Tax equity investors, however, will realize the same returns as they would partnering with the start-ups, but with less risk, Son added.
“Who’s backing those leases? So that would be a primary concern of mine if I were a tax equity investor,” Son said.
Suntech has big panel business and a big balance sheet.
“I feel pretty comfortable about partnering with them. I know they are not going anywhere,” he said.
Returns for tax equity investors on residential solar projects are higher than for utility systems because investors prefer big, single deals, Son said. But tax equity investor returns could be 15 percent or higher in residential.
“There’s a lot of capital that’s chasing large utility scale deals,” Son said. “There’s not a lot of capital chasing residential deals.”

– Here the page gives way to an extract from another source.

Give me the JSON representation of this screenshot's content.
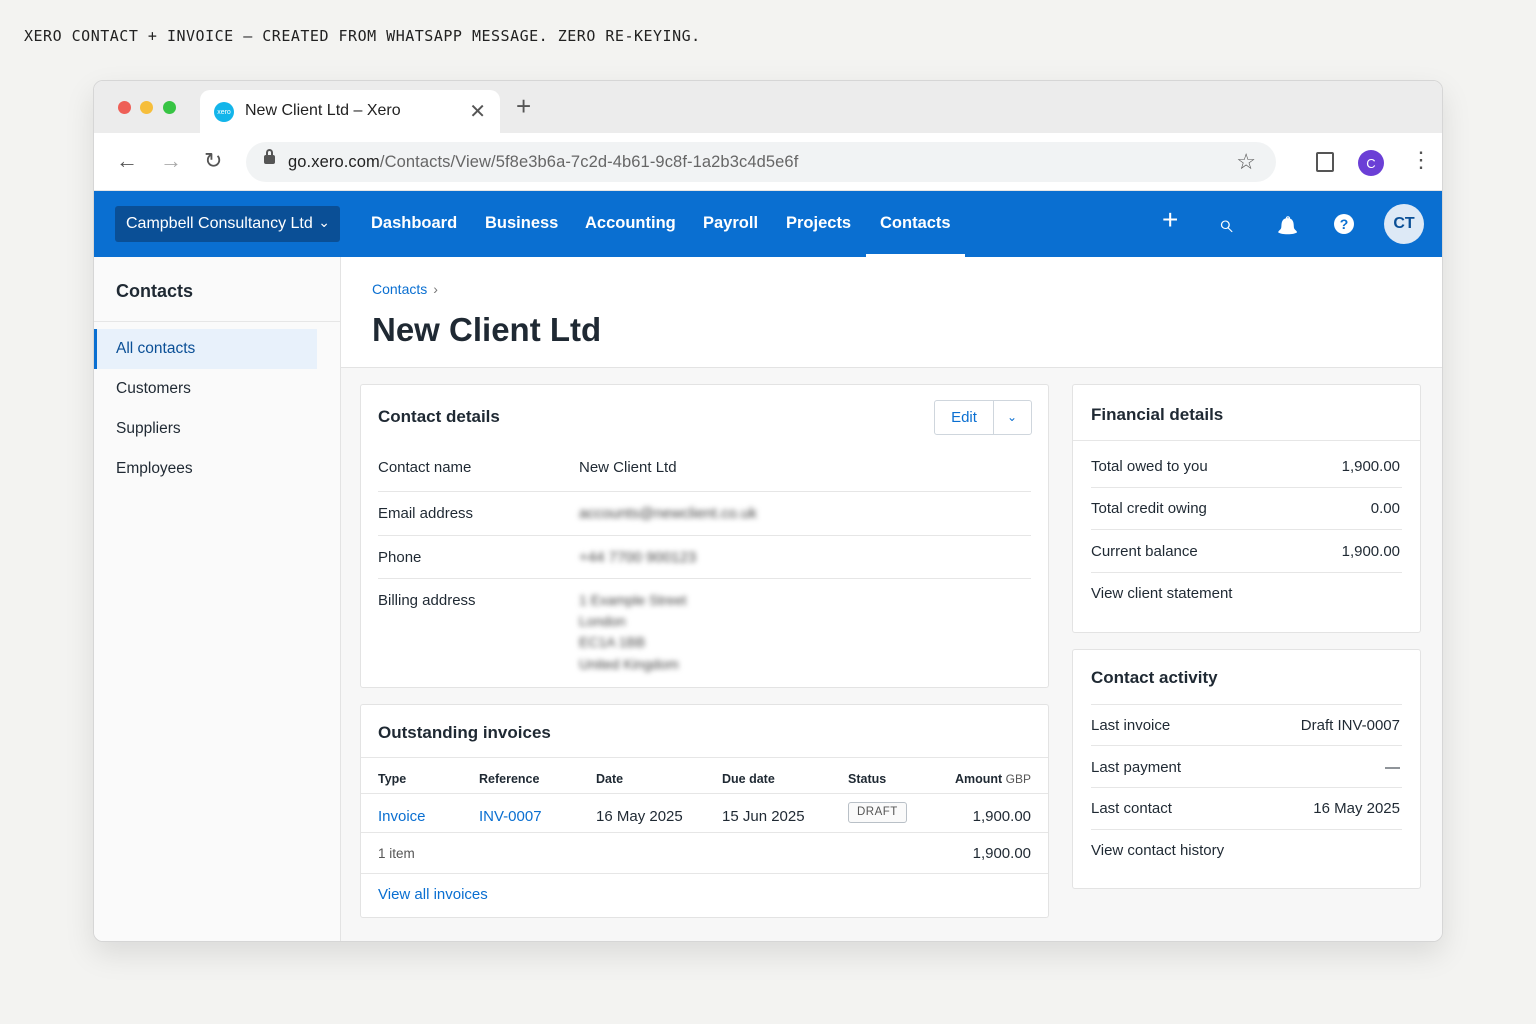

The company is raising funds for the solar lease program from a couple of tax equity investors and hopes to close on that “in the next month or so,” Son said.
Suntech is also working on a power purchase agreement program for commercial customers with a joint venture partner Son would not name.
The PPA program will be launched in the next couple of months and “would be 50 megawatts to 100 megawatts over the next one to two years,” Son said.
The company is also developing financing programs for utility customers, who would be a significantly larger portion of its business than residential or commercial, Son said.